The vaccination review is often the most time-consuming part of the process, and the piece most likely to require a follow-up visit. The civil surgeon checks your records against the vaccines required by immigration law, which must be age-appropriate. The mandatory list includes:

  • Measles, mumps, and rubella (MMR)
  • Polio
  • Tetanus, diphtheria, and pertussis (Tdap)
  • Hepatitis B
  • Haemophilus influenzae type B
  • Any other vaccines currently recommended by the CDC’s Advisory Committee for Immunization Practices

As of May 2024, a single dose of the inactivated polio vaccine is required for anyone 2 months or older who cannot show proof of completing the childhood series. If your exam falls between September 1 and March 31, you’re also required to receive the seasonal flu vaccine. COVID-19 vaccination is no longer required as of January 20, 2025.

If you’re missing vaccinations, the civil surgeon can administer them during the appointment or you can get them elsewhere and return with documentation. Bring whatever immunization records you have, even partial ones, since proof of prior vaccination can reduce the number of shots you need.

What to Bring

USCIS doesn’t publish a rigid checklist, but you’ll need government-issued photo identification so the civil surgeon can verify your identity. Bring any vaccination records you have, whether from childhood, school, travel, or your home country. If you’ve had a previous TB test or chest X-ray, bring those results too. Having your records organized can save you from repeat testing and extra appointments.

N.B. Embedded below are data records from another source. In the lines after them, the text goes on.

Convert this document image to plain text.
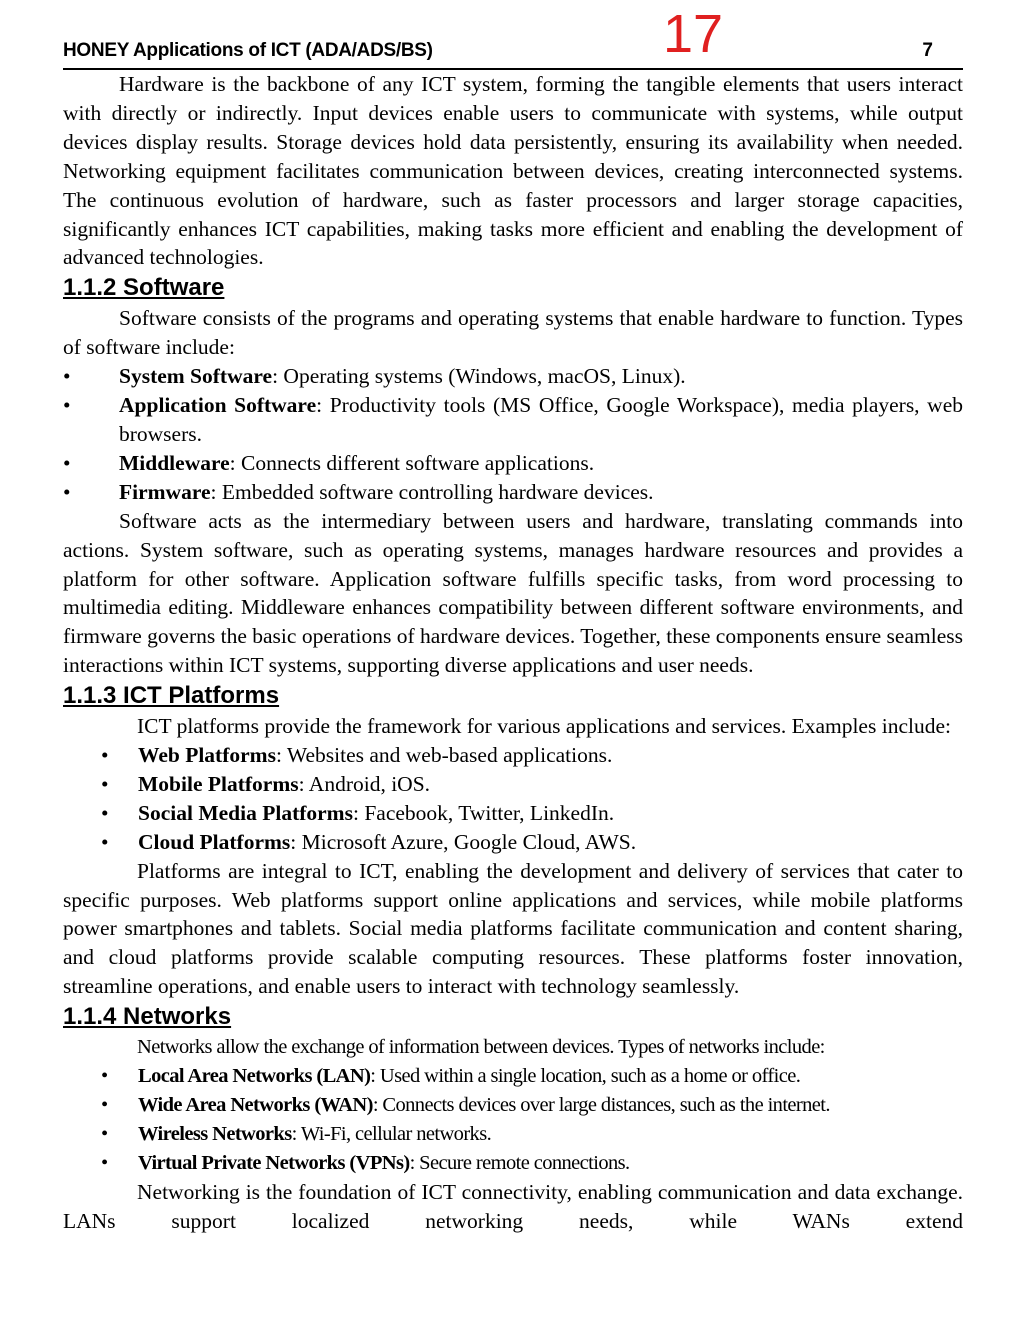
HONEY Applications of ICT (ADA/ADS/BS)	17	7

Hardware is the backbone of any ICT system, forming the tangible elements that users interact with directly or indirectly. Input devices enable users to communicate with systems, while output devices display results. Storage devices hold data persistently, ensuring its availability when needed. Networking equipment facilitates communication between devices, creating interconnected systems. The continuous evolution of hardware, such as faster processors and larger storage capacities, significantly enhances ICT capabilities, making tasks more efficient and enabling the development of advanced technologies.

1.1.2 Software

Software consists of the programs and operating systems that enable hardware to function. Types of software include:

• System Software: Operating systems (Windows, macOS, Linux).
• Application Software: Productivity tools (MS Office, Google Workspace), media players, web browsers.
• Middleware: Connects different software applications.
• Firmware: Embedded software controlling hardware devices.

Software acts as the intermediary between users and hardware, translating commands into actions. System software, such as operating systems, manages hardware resources and provides a platform for other software. Application software fulfills specific tasks, from word processing to multimedia editing. Middleware enhances compatibility between different software environments, and firmware governs the basic operations of hardware devices. Together, these components ensure seamless interactions within ICT systems, supporting diverse applications and user needs.

1.1.3 ICT Platforms

ICT platforms provide the framework for various applications and services. Examples include:

• Web Platforms: Websites and web-based applications.
• Mobile Platforms: Android, iOS.
• Social Media Platforms: Facebook, Twitter, LinkedIn.
• Cloud Platforms: Microsoft Azure, Google Cloud, AWS.

Platforms are integral to ICT, enabling the development and delivery of services that cater to specific purposes. Web platforms support online applications and services, while mobile platforms power smartphones and tablets. Social media platforms facilitate communication and content sharing, and cloud platforms provide scalable computing resources. These platforms foster innovation, streamline operations, and enable users to interact with technology seamlessly.

1.1.4 Networks

Networks allow the exchange of information between devices. Types of networks include:

• Local Area Networks (LAN): Used within a single location, such as a home or office.
• Wide Area Networks (WAN): Connects devices over large distances, such as the internet.
• Wireless Networks: Wi-Fi, cellular networks.
• Virtual Private Networks (VPNs): Secure remote connections.

Networking is the foundation of ICT connectivity, enabling communication and data exchange. LANs support localized networking needs, while WANs extend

How Long Results Stay Valid

For any Form I-693 signed by a civil surgeon on or after November 1, 2023, the results are valid only while the application they were submitted with is pending. If your green card application is denied or withdrawn, that Form I-693 is no longer valid. You would need a brand-new exam if you file again. This is a significant change from older rules that allowed results to remain valid for a set number of years regardless of the application’s outcome.

What Happens If Something Is Flagged

The civil surgeon classifies any findings as either Class A (conditions that make you inadmissible) or Class B (conditions that don’t block your application but are noted for the record). Communicable diseases like active TB and untreated syphilis fall into Class A, as do substance use disorders and mental health conditions tied to harmful behavior. Missing vaccinations are also a ground of inadmissibility, but that one is resolved simply by getting the shots.

A Class A finding doesn’t necessarily end your case. You can apply for a waiver of health-related inadmissibility under immigration law. The waiver process involves additional documentation and, depending on the condition, may require proof of treatment or evidence that you don’t pose a public health risk. An immigration attorney can help navigate this if it applies to your situation.

Cost and Practical Expectations

Immigration physicals are not covered by most insurance plans because they are considered an administrative requirement rather than a medical service. Costs vary widely by location and provider, typically ranging from a few hundred dollars to over $500, especially if you need multiple vaccinations or additional testing. Call ahead to confirm pricing, since the cost of lab work and vaccines is often billed separately from the exam fee.

The appointment itself usually takes 30 to 60 minutes, though you may need to return for a second visit if lab results are pending or if you need to complete a vaccine series. Plan to schedule your exam well before your USCIS interview or filing deadline, leaving a buffer for any follow-up visits.